The merger will create the eighth largest bank in the US and a powerhouse in the country's north-east. However, the process of fusing the two banks will mean the loss of more than 4,500 jobs, partly because of the elimination of overlapping branches. The city of Boston will feel the brunt of the changes.
Analysts, many of whom had been predicting a sale of BankBoston, perhaps to a foreign bank, saw sense in the agreement.
"These banks should definitely do much better on a combined basis than stand-alone," commented Diana Yates of AG Edwards. "They don't have to compete with each other."

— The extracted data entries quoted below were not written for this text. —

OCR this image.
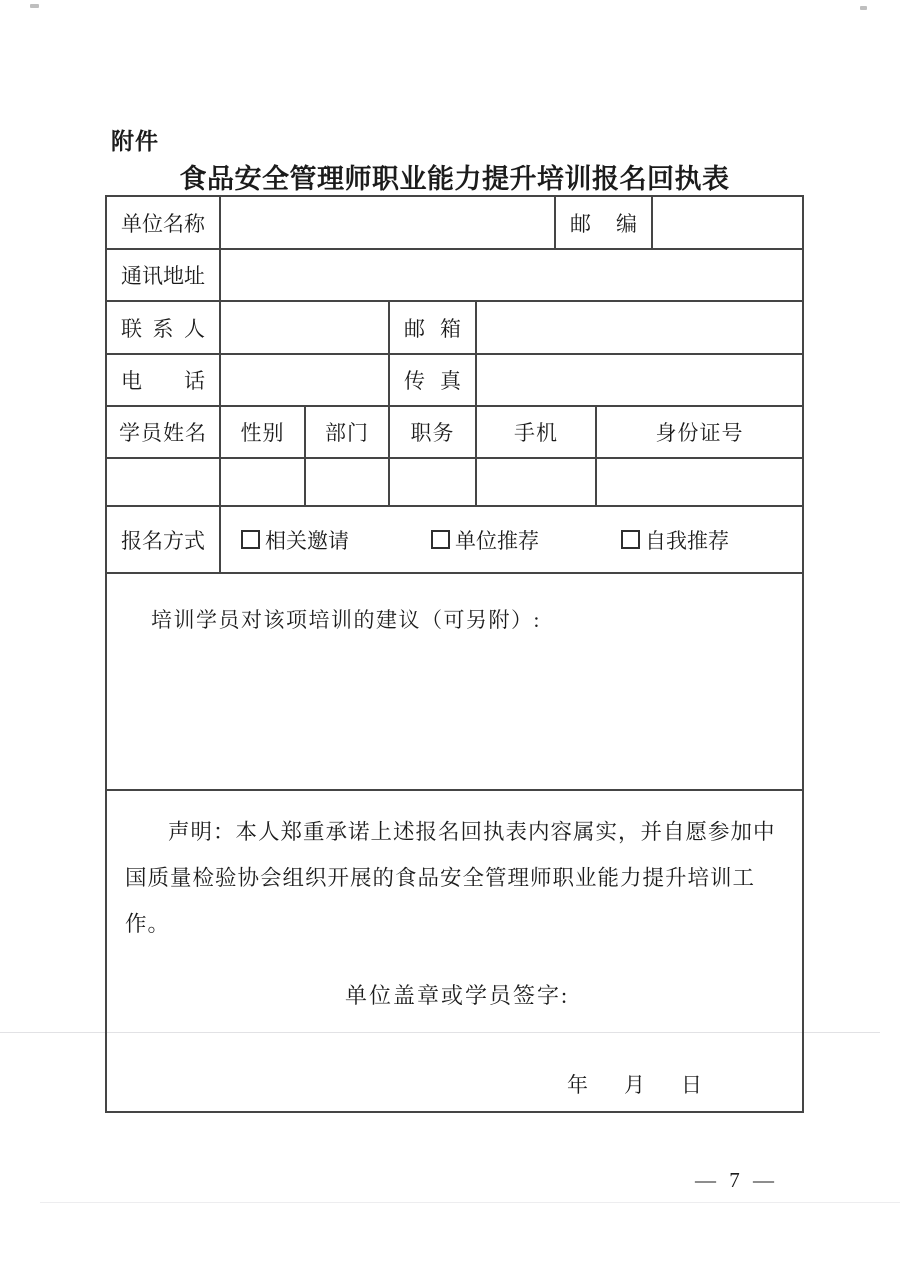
附件
食品安全管理师职业能力提升培训报名回执表
单位名称	邮 编
通讯地址
联 系 人	邮 箱
电 话	传 真
学员姓名	性别	部门	职务	手机	身份证号
报名方式	相关邀请	单位推荐	自我推荐
培训学员对该项培训的建议（可另附）:
声明：本人郑重承诺上述报名回执表内容属实，并自愿参加中国质量检验协会组织开展的食品安全管理师职业能力提升培训工作。
单位盖章或学员签字:
年 月 日
— 7 —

Fleet has grown quickly recently, acquiring, for example, the former US retail banking business of National Westminster. It also brings with it the discount brokerage Quick & Reilly.
BankBoston boasts a wide network of retail banks as well as the investment firm, BankBoston Robertson Stephens. It also has a big presence in Argentina and Brazil.
The deal, which is scheduled to close by year-end, is certain to come under the microscope of anti-trust watchdogs in Washington. To appease concern, the two banks are expected to shed some $13bn in customers' deposits.
The early response yesterday on Wall Street was lukewarm. Shares in Fleet were off slightly in morning trading while those in BankBoston were up only slightly. They remained well below the $53 share value put on the bank by the deal.